Rockies Just Want Healthy Year From Gomez





SCOTTSDALE, ARIZ.—During spring training last year, Rockies coach Rich Dauer, who instructs the infielders, made an assessment about shortstop Hector Gomez that was both glowing and, in retrospect, haunting.

"He's really a tremendous kid, loves to work, loves to learn but he hasn't been on the field the last couple years long enough," Dauer said. "If he would have played the last couple years, I wouldn't be surprised if he'd be pushing for a major league job."

Alas, the often-injured Gomez was limited by a back injury to 104 at-bats last year and was scratched from the Arizona Fall League. He also had to deal with the death of his newborn son last June. But based on Gomez's condition at the outset of spring training, maybe the worst is over.
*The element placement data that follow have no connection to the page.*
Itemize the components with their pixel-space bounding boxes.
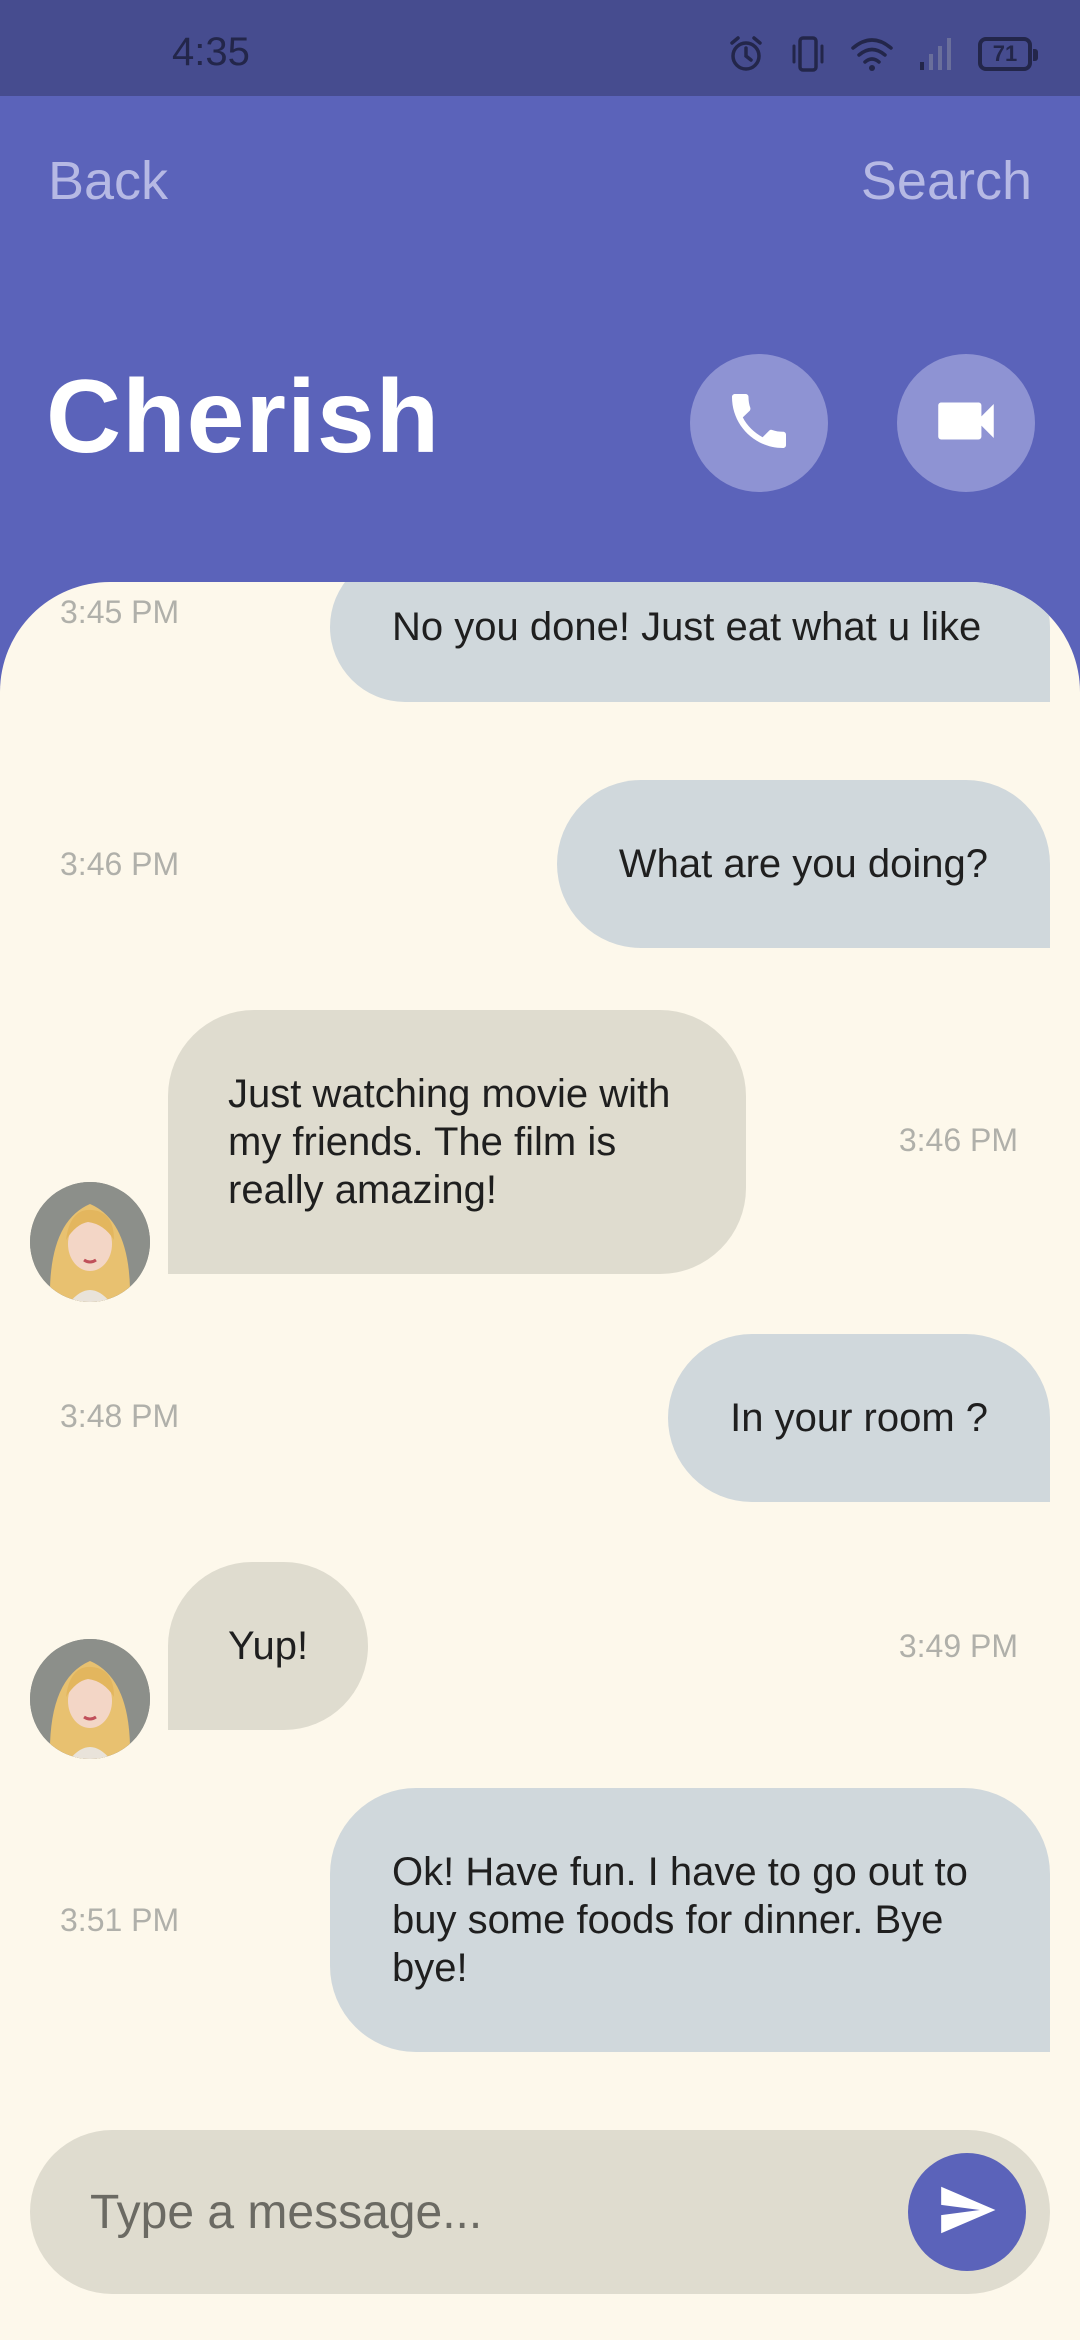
- video-camera-icon: [929, 384, 1003, 463]
- message-timestamp: 3:49 PM: [898, 1628, 1018, 1664]
- vibrate-icon: [788, 34, 828, 74]
- status-time: 4:35: [172, 30, 250, 74]
- contact-name: Cherish: [46, 359, 441, 475]
- message-text: No you done! Just eat what u like: [392, 605, 982, 649]
- status-icons: 71: [726, 34, 1038, 74]
- battery-icon: 71: [978, 37, 1038, 71]
- signal-icon: [916, 34, 956, 74]
- send-icon: [936, 2179, 998, 2246]
- message-timestamp: 3:45 PM: [60, 594, 180, 630]
- send-button[interactable]: [908, 2153, 1026, 2271]
- message-text: In your room ?: [730, 1396, 988, 1440]
- message-timestamp: 3:51 PM: [60, 1902, 180, 1938]
- message-timestamp: 3:48 PM: [60, 1398, 180, 1434]
- message-timestamp: 3:46 PM: [60, 846, 180, 882]
- message-input[interactable]: [90, 2130, 890, 2294]
- message-text: What are you doing?: [618, 842, 988, 886]
- message-bubble-sent: No you done! Just eat what u like: [330, 582, 1050, 702]
- avatar[interactable]: [30, 1182, 150, 1302]
- message-bubble-sent: Ok! Have fun. I have to go out to buy so…: [330, 1788, 1050, 2052]
- call-button[interactable]: [690, 354, 828, 492]
- search-button[interactable]: Search: [861, 150, 1032, 212]
- message-text: Yup!: [228, 1624, 309, 1668]
- message-timestamp: 3:46 PM: [898, 1122, 1018, 1158]
- wifi-icon: [850, 34, 894, 74]
- back-button[interactable]: Back: [48, 150, 168, 212]
- video-call-button[interactable]: [897, 354, 1035, 492]
- message-text: Just watching movie with my friends. The…: [228, 1072, 671, 1212]
- battery-level: 71: [992, 41, 1018, 66]
- message-composer: [30, 2130, 1050, 2294]
- message-bubble-sent: What are you doing?: [556, 780, 1050, 948]
- message-bubble-received: Yup!: [168, 1562, 369, 1730]
- phone-icon: [723, 385, 795, 462]
- message-text: Ok! Have fun. I have to go out to buy so…: [392, 1850, 968, 1990]
- chat-header: Back Search Cherish: [0, 96, 1080, 636]
- message-list[interactable]: No you done! Just eat what u like 3:45 P…: [0, 582, 1080, 2340]
- alarm-icon: [726, 34, 766, 74]
- message-bubble-received: Just watching movie with my friends. The…: [168, 1010, 746, 1274]
- message-bubble-sent: In your room ?: [668, 1334, 1050, 1502]
- avatar[interactable]: [30, 1639, 150, 1759]
- status-bar: 4:35 71: [0, 0, 1080, 96]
"He is full-go in terms of his health," farm director Marc Gustafson said. "He looks great. He's moving around well. He's swinging the bat well. Everything is pain free."

Gomez injured his back in Double-A Tulsa's second game last season. Overextending himself during his rehab, he developed a stress fracture in his lower back.

In the past three seasons, Gomez, 23, has just 445 at-bats due to a stress fracture in his left shin, Tommy John surgery and a groin injury in addition to his woes last year.

Gomez is scheduled to begin this year back at Tulsa playing shortstop. He's capable of playing third base as well as second, where he'll likely end up with Troy Tulowitzki entrenched at shortstop, but any position switch is down the road.

Gomez has had 500 at-bats in just one season—2007 at low Class A Asheville—and the Rockies would love to see him cross that threshold this year.

"He needs to be on the field every day," Gustafson said. "We've talked to him about that. And the focus that he has right now, he's in a good place.

"He is a very, very talented player. You can't try to do more than what you're capable of, and with him, it's just a matter of playing."

ROCKY ROADS

• Lefthanders Rex Brothers and Keith Weiser, righthanders Alan Johnson and Adam Jorgenson, shortstop Thomas Field, first baseman Ben Paulsen and outfielders Charlie Blackmon and Tim Wheeler, all homegrown, are in their initial big league camp.

• Third baseman Darin Holcomb, who was sidelined last season with back trouble, has been swinging without pain in preparation for minor league camp.